Vu les autres pièces du dossier.
Vu :
— le code de la commande publique ;
— l’ordonnance n° 2009-515 du 7 mai 2009 relative aux procédures de recours applicables aux contrats de la commande publique ;
— le code de justice administrative.
La présidente du tribunal a désigné M. Breuille, premier conseiller, pour statuer sur les demandes de référé.
Considérant ce qui suit :
1. Par un avis de marché daté du 20 septembre 2024, ensuite modifié par deux avis de marché du 23 septembre 2024, l’un annulant celui du 20 septembre 2024, ainsi que par un dernier avis de marché du 10 décembre 2024, la société Hello Paris Services a engagé une procédure avec négociation, en application des articles R. 2124-3 et R. 2124-4 du code de la commande publique, en vue de la passation d’un marché de fournitures ayant pour objet la fourniture et l’installation d’un système billettique pour la future ligne du Charles de Gaulle Express (CDG Express). La société Hitachi Rail RCS France, dont la candidature a été rejetée, demande au juge des référés, statuant sur le fondement de l’article L. 551-1 du code de justice administrative, l’annulation de la procédure de passation de ce marché au stade de l’analyse des candidatures.

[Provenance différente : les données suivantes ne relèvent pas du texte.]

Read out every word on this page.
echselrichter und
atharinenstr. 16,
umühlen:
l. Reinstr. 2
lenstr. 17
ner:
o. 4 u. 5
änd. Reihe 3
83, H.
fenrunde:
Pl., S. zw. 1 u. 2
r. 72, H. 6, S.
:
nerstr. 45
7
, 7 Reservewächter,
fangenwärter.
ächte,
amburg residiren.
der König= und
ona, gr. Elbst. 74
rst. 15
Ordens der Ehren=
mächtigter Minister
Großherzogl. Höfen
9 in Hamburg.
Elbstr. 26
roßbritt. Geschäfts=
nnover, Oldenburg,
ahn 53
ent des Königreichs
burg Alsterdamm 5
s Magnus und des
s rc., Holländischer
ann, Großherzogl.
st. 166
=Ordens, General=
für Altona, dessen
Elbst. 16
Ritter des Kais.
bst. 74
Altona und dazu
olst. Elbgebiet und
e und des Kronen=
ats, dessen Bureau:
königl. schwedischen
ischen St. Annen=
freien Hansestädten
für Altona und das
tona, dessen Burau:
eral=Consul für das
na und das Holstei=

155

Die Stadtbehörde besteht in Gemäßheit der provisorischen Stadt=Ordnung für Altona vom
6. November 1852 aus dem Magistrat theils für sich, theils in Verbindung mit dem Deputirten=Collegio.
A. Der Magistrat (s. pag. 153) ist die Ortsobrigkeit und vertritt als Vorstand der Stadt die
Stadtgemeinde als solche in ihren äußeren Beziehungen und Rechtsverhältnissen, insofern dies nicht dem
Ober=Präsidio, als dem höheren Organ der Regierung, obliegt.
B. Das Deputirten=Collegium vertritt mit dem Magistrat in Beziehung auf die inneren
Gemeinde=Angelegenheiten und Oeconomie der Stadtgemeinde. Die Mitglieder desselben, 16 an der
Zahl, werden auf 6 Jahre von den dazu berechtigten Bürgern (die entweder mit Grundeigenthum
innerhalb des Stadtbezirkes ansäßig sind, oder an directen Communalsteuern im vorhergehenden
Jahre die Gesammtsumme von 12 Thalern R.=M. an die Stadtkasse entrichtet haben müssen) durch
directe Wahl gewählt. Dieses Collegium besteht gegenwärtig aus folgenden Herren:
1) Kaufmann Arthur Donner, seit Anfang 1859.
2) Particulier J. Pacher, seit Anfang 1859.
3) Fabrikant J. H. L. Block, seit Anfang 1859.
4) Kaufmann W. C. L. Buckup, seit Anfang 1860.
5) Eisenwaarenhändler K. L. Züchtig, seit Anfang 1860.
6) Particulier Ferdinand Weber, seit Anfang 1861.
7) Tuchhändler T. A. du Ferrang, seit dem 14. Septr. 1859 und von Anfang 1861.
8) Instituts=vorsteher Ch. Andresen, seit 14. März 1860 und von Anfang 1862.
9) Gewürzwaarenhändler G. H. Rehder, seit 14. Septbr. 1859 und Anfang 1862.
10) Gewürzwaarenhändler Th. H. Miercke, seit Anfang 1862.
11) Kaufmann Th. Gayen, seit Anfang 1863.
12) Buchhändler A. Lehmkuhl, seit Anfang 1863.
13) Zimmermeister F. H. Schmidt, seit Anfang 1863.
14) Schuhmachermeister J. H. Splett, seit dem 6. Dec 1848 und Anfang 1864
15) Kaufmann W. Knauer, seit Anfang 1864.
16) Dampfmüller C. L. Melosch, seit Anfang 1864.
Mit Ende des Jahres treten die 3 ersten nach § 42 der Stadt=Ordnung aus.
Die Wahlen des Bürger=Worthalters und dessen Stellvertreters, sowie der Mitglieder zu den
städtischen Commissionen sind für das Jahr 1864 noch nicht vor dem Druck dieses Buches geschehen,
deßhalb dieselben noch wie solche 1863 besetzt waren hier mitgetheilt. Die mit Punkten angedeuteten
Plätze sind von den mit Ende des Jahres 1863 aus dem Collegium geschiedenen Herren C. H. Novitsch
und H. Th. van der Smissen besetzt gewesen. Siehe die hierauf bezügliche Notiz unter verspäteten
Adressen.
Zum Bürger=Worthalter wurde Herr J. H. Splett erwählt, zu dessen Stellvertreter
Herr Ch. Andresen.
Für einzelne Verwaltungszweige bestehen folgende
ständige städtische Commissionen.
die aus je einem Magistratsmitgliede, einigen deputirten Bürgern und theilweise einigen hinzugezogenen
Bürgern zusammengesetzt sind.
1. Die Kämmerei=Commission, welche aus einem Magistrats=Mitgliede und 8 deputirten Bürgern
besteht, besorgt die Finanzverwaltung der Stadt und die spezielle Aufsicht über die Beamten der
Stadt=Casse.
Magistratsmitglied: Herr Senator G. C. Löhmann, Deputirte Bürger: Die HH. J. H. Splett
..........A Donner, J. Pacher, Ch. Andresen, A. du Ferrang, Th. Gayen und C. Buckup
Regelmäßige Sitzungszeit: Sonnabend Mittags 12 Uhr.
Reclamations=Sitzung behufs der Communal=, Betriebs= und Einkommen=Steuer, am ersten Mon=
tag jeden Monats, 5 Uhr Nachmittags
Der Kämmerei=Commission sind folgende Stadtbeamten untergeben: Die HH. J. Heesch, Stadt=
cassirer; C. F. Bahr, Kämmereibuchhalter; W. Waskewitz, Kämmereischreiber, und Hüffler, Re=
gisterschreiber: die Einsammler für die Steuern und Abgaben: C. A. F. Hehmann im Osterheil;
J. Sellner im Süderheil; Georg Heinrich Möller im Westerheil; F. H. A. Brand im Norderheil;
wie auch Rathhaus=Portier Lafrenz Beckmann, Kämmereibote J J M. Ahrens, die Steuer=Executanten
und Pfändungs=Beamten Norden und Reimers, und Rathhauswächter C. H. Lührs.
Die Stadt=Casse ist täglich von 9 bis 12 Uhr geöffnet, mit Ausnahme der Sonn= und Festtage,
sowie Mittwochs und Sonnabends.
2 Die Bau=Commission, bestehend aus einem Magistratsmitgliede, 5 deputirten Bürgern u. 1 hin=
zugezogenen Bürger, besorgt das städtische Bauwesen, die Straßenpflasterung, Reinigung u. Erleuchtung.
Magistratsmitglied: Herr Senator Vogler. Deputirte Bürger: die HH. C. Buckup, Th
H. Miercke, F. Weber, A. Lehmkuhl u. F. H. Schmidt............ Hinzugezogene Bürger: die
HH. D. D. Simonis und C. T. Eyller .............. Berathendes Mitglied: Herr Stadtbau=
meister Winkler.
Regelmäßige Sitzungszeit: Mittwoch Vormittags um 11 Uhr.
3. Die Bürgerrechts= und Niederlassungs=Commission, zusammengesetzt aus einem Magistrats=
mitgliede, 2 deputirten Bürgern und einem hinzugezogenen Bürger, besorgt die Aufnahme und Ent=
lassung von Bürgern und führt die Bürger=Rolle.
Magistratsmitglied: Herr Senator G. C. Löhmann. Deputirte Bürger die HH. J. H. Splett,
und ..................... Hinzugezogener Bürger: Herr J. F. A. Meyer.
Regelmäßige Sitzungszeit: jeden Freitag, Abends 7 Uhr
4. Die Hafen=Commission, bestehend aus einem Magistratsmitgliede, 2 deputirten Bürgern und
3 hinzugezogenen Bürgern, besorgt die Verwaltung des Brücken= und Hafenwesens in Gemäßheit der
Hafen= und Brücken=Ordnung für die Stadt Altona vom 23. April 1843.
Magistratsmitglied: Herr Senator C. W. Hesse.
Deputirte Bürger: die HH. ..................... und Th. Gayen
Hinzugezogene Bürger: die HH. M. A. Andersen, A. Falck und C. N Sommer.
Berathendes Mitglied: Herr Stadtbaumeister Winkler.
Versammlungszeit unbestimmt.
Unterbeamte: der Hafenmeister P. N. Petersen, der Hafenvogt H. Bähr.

2. Aux termes de l’article R. 222-1 du même code : " () les présidents de formation de jugement des tribunaux () peuvent par ordonnance : () 2° Rejeter les requêtes ne relevant manifestement pas de la compétence de la juridiction administrative ; () ; / 5' Statuer sur les requêtes qui ne présentent plus à juger de questions autres que la condamnation prévue à l’article L. 761-1 ou la charge des dépens () ".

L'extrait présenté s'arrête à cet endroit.